Multi-GPU and Distributed Profiling

rocm-trace-lite supports profiling across multiple GPUs and distributed processes out of the box.

How it works

When profiling multi-process workloads (e.g., torchrun, torch.distributed.launch):

Per-process files: Each process writes to its own trace file using PID substitution (trace_%p.db)
Automatic merge: After all processes exit, per-process files are merged into a single output
GPU ID preservation: Each process’s gpuId is preserved in the merged trace

torchrun --nproc_per_node=8 model.py
    ├── Process 0 (PID 1234) → trace_1234.db (GPU 0)
    ├── Process 1 (PID 1235) → trace_1235.db (GPU 1)
    ├── ...
    └── Process 7 (PID 1241) → trace_1241.db (GPU 7)
         ↓ automatic merge
    trace.db (all 8 GPUs combined)

Usage

# TP=8 inference
rtl trace -o trace.db torchrun --nproc_per_node=8 my_model.py

# Check per-GPU distribution
sqlite3 trace.db "SELECT gpuId, count(*) FROM rocpd_op GROUP BY gpuId;"

Diagnostic tool

For troubleshooting multi-process profiling, use the diagnostic script:

# Inspect per-process files before merge
python3 tests/diagnose_trace.py trace_*.db

This reports per-file kernel counts, GPU IDs, and flags asymmetry between processes.

Validated configurations

Configuration	GPUs	Kernels captured	Status
TP=1 single process	1	12/12	Validated
TP=2 torchrun + RCCL	2	728 (364+364)	Validated
TP=8 torchrun + RCCL	8	20,648	Validated

Diagnostic counters

Each process prints diagnostic counters at shutdown:

=== rtl diagnostic (PID 336455) ===
  intercept calls:     3380
  signals injected:    2630
  drop (shutdown):     0
  drop (not kernel):   500
  drop (batch skip):   250
  drop (no qi):        0
  drop (sig pool):     0
  drop (ts fail):      0
  drop (ts invalid):   0
  recorded OK:         2630
====================================

Key indicators:

signals injected should match recorded OK (no drops)
drop (batch skip) counts packets from batch submissions (count > 1) that were skipped — typically from CUDAGraph replay. This is expected.
drop (not kernel) counts non-kernel AQL packets (barriers, vendor-specific) that were not profiled.
drop (sig pool) > 0 means signal pool exhaustion (increase SIGNAL_POOL_MAX)
drop (ts fail) > 0 indicates GPU timestamp read failures

CUDAGraph compatibility

When profiling CUDAGraph workloads (e.g., ATOM/vLLM with hipgraph), batch submissions from graph replay are automatically skipped in default and lite modes. The drop (batch skip) counter reflects these skipped packets.
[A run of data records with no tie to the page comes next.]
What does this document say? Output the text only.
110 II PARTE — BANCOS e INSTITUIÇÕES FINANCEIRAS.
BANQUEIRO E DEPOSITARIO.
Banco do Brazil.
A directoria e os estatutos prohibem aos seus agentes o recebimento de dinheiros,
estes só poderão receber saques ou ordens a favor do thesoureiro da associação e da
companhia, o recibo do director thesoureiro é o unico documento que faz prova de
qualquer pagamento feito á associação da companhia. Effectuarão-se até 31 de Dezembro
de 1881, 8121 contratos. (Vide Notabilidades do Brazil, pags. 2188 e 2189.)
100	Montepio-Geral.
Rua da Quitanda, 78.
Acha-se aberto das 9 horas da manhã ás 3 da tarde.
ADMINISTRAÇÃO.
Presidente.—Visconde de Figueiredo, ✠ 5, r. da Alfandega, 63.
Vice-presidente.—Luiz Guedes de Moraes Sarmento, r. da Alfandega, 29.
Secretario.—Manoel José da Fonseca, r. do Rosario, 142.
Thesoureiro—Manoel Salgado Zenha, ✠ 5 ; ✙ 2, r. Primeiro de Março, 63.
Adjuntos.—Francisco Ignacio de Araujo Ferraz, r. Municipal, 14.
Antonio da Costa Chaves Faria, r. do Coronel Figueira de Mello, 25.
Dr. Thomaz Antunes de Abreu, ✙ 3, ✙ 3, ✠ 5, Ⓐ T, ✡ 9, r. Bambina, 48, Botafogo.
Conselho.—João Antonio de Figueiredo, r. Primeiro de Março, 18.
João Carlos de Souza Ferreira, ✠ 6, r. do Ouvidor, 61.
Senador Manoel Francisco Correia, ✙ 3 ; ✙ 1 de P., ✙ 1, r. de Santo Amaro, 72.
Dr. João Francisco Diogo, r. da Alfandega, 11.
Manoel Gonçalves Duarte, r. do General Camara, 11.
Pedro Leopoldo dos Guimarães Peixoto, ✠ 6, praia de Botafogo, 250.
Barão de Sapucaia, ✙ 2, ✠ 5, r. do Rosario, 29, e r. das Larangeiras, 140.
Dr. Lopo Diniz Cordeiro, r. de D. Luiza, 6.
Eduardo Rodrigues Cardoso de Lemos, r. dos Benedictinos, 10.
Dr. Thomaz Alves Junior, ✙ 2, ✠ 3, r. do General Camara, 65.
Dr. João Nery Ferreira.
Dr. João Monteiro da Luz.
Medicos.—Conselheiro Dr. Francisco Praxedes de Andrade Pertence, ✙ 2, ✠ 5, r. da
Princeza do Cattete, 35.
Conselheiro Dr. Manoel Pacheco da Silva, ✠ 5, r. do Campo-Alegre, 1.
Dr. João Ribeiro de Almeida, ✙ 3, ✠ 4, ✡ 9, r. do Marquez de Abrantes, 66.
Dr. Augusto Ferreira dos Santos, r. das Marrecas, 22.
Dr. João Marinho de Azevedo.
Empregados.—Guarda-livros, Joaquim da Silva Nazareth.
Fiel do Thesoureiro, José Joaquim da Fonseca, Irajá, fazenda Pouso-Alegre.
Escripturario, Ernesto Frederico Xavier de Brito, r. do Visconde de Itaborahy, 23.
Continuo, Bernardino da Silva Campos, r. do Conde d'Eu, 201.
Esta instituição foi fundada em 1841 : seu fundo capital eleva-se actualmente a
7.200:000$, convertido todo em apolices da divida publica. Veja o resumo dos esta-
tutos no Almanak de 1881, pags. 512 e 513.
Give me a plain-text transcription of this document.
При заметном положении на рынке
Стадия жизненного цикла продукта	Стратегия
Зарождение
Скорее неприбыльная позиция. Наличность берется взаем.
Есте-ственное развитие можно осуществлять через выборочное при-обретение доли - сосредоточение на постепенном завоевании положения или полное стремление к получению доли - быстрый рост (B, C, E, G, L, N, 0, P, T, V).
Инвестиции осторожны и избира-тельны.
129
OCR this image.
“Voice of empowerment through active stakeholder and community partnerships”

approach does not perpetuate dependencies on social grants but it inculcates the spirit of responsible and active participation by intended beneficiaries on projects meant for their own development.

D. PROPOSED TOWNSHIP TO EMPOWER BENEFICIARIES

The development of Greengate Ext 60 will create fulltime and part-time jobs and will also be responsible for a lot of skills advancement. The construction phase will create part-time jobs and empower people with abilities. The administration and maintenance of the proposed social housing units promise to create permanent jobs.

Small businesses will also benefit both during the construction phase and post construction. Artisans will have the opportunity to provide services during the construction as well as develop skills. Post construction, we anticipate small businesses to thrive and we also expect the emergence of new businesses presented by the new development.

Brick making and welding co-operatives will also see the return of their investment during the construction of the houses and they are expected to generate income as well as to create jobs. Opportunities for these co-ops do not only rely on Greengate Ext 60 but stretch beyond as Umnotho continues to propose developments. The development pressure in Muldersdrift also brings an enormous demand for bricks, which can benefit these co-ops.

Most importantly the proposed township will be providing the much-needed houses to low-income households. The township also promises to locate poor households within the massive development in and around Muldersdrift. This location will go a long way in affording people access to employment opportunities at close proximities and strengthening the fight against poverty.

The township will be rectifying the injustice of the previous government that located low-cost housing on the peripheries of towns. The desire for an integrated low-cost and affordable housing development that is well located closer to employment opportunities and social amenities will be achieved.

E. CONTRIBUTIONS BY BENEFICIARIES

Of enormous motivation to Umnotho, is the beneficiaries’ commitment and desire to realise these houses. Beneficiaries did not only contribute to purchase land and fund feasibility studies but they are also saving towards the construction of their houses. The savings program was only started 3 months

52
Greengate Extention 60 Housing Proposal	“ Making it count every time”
For near-zero overhead with CUDAGraph workloads, use lite mode:

rtl trace --mode lite -o trace.db torchrun --nproc_per_node=8 my_model.py
# or
RTL_MODE=lite rtl trace -o trace.db torchrun --nproc_per_node=8 my_model.py

To profile graph replay kernels (requires ROCm 7.13+ with ROCR fix):

RTL_MODE=full rtl trace -o trace.db torchrun --nproc_per_node=8 my_model.py

See RTL_DEBUG=1 output for per-call diagnostics.